Ao anunciar que a revista Play Boy deixará de publicar a imagem principal de sua existência, Hugh Hefner explicou: “Estamos perdendo terreno com o nu. Temos que pensar como fazer a transição”.
Em 1972, a maior tiragem da revista: 7 milhões de exemplares.
Lolita
Cinzas e lágrimas do ataque japonês a Pearl Harbor; cinzas e lágrimas das bombas em Hiroshima e Nagasaki; a destruição da Europa; milhões de mortos. Preocupação e medo. O que fazer para evitar um novo conflito, altamente destruidor?
Oito anos após o fim da Segunda Guerra Mundial nasceu a revista Play Boy na América que lia às escondidas, Lolita, do russo Vladimir Nabokov. Na América presa em seu fundamentalismo religioso. Na América proibida de ver filmes, revistas, quadrinhos, fotos, de mulher pelada. Na América que fantasiava com a house wife transando com o leiteiro, eletricista, o jardineiro. Na América das punhetas e orais no drive in.

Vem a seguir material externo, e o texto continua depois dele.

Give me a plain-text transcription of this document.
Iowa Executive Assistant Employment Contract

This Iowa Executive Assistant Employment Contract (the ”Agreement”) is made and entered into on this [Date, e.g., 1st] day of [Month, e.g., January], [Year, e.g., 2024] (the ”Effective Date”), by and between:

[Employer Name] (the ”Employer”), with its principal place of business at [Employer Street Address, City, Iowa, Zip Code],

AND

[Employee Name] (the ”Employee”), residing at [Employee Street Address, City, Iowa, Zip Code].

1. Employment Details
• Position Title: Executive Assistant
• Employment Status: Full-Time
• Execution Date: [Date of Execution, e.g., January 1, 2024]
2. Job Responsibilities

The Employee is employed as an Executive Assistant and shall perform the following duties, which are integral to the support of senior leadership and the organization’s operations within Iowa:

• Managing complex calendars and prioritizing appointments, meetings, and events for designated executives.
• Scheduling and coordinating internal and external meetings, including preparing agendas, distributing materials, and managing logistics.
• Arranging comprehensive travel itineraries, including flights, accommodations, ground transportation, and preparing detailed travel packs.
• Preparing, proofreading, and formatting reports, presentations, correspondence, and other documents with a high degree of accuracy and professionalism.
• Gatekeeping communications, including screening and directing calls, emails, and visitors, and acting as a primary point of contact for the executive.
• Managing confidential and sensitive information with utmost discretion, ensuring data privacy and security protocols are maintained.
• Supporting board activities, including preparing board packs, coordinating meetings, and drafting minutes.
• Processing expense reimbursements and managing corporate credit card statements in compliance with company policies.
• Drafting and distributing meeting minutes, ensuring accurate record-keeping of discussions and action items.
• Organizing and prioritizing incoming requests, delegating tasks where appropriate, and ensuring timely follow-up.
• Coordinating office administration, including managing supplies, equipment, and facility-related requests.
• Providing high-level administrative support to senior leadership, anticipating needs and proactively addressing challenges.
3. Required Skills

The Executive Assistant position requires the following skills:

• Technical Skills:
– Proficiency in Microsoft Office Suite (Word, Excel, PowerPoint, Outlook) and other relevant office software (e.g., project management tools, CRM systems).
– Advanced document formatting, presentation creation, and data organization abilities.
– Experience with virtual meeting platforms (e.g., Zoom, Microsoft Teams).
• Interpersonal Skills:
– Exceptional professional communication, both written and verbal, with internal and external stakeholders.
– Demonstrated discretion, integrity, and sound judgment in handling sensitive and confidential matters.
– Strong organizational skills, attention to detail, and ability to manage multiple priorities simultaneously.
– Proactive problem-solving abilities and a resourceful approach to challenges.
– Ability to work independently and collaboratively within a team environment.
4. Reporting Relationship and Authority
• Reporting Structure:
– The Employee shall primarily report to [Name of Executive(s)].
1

O povo queria sair da escuridão. De guerra e sofrimento.
Hugh Hefner deu a largada. Juntou teoria e prática da liberdade de expressão e modernização da cultura e dos costumes made in the USA. Ao mostrar a mulher ele a fez orgulhar-se de si mesma. A Play Boy foi mostrando que havia mais para a mulher do que o fogão, o tanque de lavar roupa, a cama para procriar, as soap opera nas tardes de TV. Havia moda, passarela, arte, direitos civis, erotismo sem pecado, e temas “proibidos” que a mulher precisava conhecer para decifrar. Ela sabia onde o marido escondia a revista.
A minha primeira Play Boy
Conheci a Play Boy lavando pratos, nas férias, em Helsinki. Ganhando em dólar, eu voltava para a universidade em Moscou, com calçinhas, blusas, sandálias, chicletes, batom, esmalte, para as queridas dievuski.
Cigarro Malboro, jeans, Lps de Andy Williams, Frank Sinatra, Connie Francis, e a revista da decadência imperialista. Ler, mostrar, a Play Boy, o livro Doutor Jivago, dava cadeia. “Pratiquei a mais infame das subversões, sabotei e ajudei a destruir o regime soviético, mostrando a Play Boy para colegas russos”, dirá Emerson Leal, emérito Físico Nuclear, Mestre na universidade São Carlos, vice prefeito da cidade, meu querido colega da universidade Lumumba, leal defensor de Stálin e do comunismo soviético. ( 1. Primeiro dia de aula, 15 graus abaixo zero. 2. Cartaz advertindo Tio Sam).
Atualmente, a Play Boy pa russki, circula do Mar Negro à Sibéria. As russas sairam do armário, do fogão, das proibições, e se revelam audaciosamente eróticas. A última viagem que ajudei a organizar para Carlos Bezerra, governador, senador, deputado federal, foi a Leningrado e Moscou. Ele voltou de lá encantado com a beleza da mulher russa. “Sim, quero voltar, e agora com mais tempo”.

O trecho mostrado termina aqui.